IV
Прием членов Думы и недовольство царя. — Последствия приема. — Бородинские торжества. — Выборная кампания в IV Думу. — Аудиенция Родзянки, переизбранного в председатели.
В мае месяце 1912 года в Москве на освящении памятника Александру III государь был со мной холоден, тогда как вся царская семья демонстративно выражала мне внимание.
Весной, перед окончанием работ Думы, многие члены, как правые, так и октябристы, а главным образом крестьяне всех партий, выражали желание представиться государю. В этом я видел побуждения самые искренние и благородные, а также и проявление верноподданнических чувств. Я энергично начал через председателя Совета Министров Коковцова хлопотать об этом. Государь отнесся подозрительно к этому заявлению и сперва наотрез отказался принять членов Думы, вероятно под влиянием императрицы, которая присутствовала при разговоре с Коковцовым и все время повторяла, что это совершенно лишнее. С другой стороны, велись переговоры с бароном Фредериксом[1], министром высочайшего Двора, с просьбой о том же. Только после того, как Коковцов и Фредерикс объявили, что они выходят в отставку, если Дума не будет принята, государь, нехотя, на это согласился. Известие было встречено радостно, и ехали в приподнятом хорошем настроении. И велико было разочарование и оскорбление, когда на приеме государь недовольным «тоном высказал только слова осуждения и неудовольствия по поводу «слишком страстных недовольно спокойных прений по разным вопросам». Патриотические же заслуги: ассигнование на флот, работы по земельной реформе и многие другие, как Холмщина, западное земство, Финляндия, — ничего не было упомянуто царем, и впечатление получилось, что государь Думой недоволен, сердит на нее. И все поняли, что тому причиной распутинское дело и влияние императрицы. В официальном сообщении в печати слова государя были очень смягчены. Но все мы, пережившие эти минуты, помним, какая была у всех на душе горькая обида за незаслуженное оскорбление.

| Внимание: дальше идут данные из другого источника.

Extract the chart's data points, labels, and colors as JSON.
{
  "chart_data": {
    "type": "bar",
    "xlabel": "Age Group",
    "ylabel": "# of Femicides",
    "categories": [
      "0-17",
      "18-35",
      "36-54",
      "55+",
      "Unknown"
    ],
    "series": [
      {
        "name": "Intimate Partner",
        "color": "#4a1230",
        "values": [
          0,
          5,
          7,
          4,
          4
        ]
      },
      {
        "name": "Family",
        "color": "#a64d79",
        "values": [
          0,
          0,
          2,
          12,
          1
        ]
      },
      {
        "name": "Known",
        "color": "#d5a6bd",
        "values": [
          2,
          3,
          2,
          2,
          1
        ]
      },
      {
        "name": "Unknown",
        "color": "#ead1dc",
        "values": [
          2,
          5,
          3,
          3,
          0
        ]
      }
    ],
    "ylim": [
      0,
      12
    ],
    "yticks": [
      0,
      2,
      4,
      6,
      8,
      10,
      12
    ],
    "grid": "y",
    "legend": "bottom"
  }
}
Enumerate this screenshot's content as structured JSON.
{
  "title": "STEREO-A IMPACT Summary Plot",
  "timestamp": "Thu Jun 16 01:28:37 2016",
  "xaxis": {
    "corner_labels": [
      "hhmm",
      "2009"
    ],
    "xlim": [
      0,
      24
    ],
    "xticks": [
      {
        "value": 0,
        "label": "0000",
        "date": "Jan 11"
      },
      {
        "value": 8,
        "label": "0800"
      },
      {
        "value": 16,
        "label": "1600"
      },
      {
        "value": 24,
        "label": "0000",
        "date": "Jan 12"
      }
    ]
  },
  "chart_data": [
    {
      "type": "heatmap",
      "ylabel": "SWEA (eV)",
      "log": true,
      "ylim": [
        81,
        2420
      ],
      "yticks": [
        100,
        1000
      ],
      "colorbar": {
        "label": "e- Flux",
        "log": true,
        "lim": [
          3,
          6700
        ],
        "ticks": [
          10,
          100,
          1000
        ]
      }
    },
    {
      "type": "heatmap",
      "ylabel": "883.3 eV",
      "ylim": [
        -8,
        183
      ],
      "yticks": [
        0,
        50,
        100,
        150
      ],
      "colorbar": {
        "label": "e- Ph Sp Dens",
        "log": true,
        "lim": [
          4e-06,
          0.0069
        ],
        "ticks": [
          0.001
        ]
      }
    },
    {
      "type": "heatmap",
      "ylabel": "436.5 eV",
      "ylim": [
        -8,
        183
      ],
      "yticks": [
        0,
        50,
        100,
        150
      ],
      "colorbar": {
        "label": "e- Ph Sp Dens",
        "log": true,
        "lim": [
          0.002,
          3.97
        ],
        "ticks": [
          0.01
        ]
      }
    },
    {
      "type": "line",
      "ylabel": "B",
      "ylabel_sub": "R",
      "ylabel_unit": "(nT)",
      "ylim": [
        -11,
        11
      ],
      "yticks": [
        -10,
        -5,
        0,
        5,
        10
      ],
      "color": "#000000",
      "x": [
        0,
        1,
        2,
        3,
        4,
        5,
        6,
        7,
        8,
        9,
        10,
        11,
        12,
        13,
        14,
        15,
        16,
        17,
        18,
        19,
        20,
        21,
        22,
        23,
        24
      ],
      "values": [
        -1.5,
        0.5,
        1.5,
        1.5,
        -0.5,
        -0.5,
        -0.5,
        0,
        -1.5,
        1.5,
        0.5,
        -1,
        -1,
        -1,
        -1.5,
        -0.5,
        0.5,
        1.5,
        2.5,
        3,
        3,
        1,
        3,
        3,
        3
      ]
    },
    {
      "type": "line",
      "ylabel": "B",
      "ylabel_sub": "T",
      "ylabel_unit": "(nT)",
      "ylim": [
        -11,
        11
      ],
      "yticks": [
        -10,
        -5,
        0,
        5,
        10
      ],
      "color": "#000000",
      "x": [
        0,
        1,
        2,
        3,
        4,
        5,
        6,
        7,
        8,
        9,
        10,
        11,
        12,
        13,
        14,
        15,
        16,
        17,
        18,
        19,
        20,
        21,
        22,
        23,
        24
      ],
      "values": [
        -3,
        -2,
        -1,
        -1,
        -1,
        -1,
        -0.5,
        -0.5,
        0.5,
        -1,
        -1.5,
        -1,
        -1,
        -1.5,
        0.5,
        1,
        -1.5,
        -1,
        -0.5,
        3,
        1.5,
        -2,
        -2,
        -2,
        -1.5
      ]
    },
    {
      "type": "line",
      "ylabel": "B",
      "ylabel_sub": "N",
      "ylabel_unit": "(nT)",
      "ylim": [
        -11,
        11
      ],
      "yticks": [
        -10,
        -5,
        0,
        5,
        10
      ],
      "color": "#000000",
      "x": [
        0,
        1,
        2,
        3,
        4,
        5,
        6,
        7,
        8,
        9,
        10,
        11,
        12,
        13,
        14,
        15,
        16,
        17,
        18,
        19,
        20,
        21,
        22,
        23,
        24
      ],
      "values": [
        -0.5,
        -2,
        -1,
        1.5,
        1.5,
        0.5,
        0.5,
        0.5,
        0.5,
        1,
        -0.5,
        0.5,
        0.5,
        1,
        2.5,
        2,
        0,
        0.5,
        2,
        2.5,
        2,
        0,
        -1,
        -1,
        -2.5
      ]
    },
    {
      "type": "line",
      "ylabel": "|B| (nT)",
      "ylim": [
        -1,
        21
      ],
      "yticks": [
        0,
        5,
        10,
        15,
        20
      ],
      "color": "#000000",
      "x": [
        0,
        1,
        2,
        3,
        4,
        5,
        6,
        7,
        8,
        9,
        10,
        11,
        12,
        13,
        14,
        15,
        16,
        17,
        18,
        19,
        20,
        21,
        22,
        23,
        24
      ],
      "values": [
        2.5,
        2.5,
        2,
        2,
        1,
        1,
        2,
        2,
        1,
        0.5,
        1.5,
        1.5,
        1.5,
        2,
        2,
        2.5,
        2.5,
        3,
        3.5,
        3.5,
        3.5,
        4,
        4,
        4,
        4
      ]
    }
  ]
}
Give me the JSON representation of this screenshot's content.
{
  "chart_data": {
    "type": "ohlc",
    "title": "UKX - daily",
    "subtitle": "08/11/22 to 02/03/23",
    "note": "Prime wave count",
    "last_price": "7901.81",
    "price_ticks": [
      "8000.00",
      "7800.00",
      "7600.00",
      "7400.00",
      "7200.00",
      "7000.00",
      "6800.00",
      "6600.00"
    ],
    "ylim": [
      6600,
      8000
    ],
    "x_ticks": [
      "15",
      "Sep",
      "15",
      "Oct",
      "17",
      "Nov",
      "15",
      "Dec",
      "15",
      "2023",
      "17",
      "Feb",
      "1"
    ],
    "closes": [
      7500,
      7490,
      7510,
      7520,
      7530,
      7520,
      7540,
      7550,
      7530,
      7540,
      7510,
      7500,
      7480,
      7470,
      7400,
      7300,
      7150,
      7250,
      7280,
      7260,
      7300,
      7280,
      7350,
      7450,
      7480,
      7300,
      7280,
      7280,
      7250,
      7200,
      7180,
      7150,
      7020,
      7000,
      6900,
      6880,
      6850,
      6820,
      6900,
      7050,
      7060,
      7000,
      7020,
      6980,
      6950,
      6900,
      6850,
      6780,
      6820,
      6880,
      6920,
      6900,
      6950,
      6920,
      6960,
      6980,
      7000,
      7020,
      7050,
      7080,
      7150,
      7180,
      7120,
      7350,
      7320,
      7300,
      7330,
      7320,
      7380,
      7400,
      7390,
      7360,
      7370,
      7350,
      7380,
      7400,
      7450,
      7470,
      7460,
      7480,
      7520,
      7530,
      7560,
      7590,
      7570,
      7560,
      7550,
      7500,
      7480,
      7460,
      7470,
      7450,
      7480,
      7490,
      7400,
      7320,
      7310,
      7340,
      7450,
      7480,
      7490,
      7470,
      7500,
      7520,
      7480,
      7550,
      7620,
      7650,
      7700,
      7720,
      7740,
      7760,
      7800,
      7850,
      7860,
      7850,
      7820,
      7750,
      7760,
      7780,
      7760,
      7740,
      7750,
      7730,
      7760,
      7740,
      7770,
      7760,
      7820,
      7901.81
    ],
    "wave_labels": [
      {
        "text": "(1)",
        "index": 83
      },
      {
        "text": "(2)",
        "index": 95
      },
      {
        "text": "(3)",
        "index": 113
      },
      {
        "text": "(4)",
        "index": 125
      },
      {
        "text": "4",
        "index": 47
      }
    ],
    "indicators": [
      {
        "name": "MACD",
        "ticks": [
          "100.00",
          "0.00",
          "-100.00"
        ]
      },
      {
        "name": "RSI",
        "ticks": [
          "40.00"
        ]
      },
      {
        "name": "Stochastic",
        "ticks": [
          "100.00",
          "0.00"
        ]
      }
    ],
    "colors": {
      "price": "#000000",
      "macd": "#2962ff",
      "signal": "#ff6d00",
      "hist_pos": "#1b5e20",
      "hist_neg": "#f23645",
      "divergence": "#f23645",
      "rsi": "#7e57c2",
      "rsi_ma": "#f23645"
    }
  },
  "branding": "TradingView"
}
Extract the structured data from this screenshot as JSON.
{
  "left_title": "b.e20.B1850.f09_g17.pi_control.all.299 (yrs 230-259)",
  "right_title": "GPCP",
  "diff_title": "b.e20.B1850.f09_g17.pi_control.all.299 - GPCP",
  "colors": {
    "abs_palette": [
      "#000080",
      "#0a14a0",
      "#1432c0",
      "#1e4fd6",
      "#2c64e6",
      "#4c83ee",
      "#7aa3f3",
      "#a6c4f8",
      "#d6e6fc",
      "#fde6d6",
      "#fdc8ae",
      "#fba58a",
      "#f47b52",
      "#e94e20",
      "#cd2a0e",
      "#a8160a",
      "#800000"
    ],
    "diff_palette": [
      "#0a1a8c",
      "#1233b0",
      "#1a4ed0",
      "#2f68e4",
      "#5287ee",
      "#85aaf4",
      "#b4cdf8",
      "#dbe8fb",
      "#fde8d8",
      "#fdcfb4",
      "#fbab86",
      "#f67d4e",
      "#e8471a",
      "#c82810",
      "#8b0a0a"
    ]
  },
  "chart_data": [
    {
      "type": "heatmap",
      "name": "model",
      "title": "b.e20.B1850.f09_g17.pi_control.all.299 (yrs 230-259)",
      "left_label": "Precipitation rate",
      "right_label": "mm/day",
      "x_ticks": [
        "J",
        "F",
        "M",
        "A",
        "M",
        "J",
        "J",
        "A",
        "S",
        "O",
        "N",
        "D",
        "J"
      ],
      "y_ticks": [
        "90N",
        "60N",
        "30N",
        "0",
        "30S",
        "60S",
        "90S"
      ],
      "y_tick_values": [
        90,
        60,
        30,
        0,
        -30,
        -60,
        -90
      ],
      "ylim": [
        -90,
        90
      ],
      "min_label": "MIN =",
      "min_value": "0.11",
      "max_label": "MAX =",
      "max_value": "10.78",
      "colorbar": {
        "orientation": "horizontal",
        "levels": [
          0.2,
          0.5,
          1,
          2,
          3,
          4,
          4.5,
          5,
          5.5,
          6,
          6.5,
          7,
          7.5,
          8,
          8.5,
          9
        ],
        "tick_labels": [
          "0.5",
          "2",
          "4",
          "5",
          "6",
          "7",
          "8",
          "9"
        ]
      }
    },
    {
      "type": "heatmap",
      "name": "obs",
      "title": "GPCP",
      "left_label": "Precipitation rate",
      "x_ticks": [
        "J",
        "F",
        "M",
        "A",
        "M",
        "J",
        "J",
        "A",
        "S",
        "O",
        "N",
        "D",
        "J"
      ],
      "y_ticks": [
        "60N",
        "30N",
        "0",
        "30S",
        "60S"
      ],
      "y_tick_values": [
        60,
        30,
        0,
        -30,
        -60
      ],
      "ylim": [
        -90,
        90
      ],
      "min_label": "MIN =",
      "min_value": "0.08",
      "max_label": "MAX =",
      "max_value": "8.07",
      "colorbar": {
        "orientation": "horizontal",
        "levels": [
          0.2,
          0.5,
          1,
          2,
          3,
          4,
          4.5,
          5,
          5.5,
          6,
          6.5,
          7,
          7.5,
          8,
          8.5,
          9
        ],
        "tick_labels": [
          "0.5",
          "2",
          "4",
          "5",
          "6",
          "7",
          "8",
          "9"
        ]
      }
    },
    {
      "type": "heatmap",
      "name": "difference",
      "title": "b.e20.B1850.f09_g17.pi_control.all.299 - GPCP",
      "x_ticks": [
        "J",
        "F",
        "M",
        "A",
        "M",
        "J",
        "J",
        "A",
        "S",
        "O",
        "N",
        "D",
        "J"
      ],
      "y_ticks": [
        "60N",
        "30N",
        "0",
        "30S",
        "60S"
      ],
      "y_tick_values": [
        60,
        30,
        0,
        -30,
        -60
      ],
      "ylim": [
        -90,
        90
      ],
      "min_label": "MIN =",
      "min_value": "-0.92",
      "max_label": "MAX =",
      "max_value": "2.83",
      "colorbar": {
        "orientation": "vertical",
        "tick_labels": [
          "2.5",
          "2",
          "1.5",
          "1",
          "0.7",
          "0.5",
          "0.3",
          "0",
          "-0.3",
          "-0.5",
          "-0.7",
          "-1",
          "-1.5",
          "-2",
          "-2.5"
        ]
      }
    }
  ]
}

Последними словами государя было напоминание об ассигновании на церковно-приходские школы, причем он выразил надежду, что ассигнование на дело, близкое сердцу его покойного родителя, будет принято Думой.
Мы все были как в воду опущенные, и насколько все ехали туда с радужными надеждами, настолько теперь все предавались мрачным мыслям.
На другой день настроение в Думе было подавленное, и когда я через лидеров и влиятельных членов старался узнать, какого результата может достигнуть голосование об ассигновании на церковно-приходские школы, все категорически (кроме нескольких крайне правых) заявили, что вопрос этот будет провален. Говорили о том даже националисты, что государь нас не ценит: «Он с нами бог знает как обращается. Саблер и Распутин дороже нас…» и т. д.
Мое положение было очень затруднительное: ставить на голосование вопрос, о котором упоминал государь, зная, что он непременно провалится, — было невозможно. Это значило бы создать конфликт между государем и Думой и закончить сессию демонстрацией против его желаний. Я решил снять вопрос с повестки, чтобы весь одиум этого инцидента пал только на меня, а не на Думу. Правые, особенно духовенство, очень возмутились таким моим решением. Не разобрав дело, подняли крик и объявили, что они на прощание устроят колоссальный скандал. Когда я шел председательствовать, мне пришлось окружить себя думскими приставами, чтобы избежать какой-нибудь неприятной выходки со стороны духовенства. Во время перерыва я вызвал епископа Евлогия[2] к себе в кабинет, объяснил ему, что меня побудило поступить так. Он увидел свою ошибку, извинялся, так же как и многие правые, выражавшие сперва свое негодование.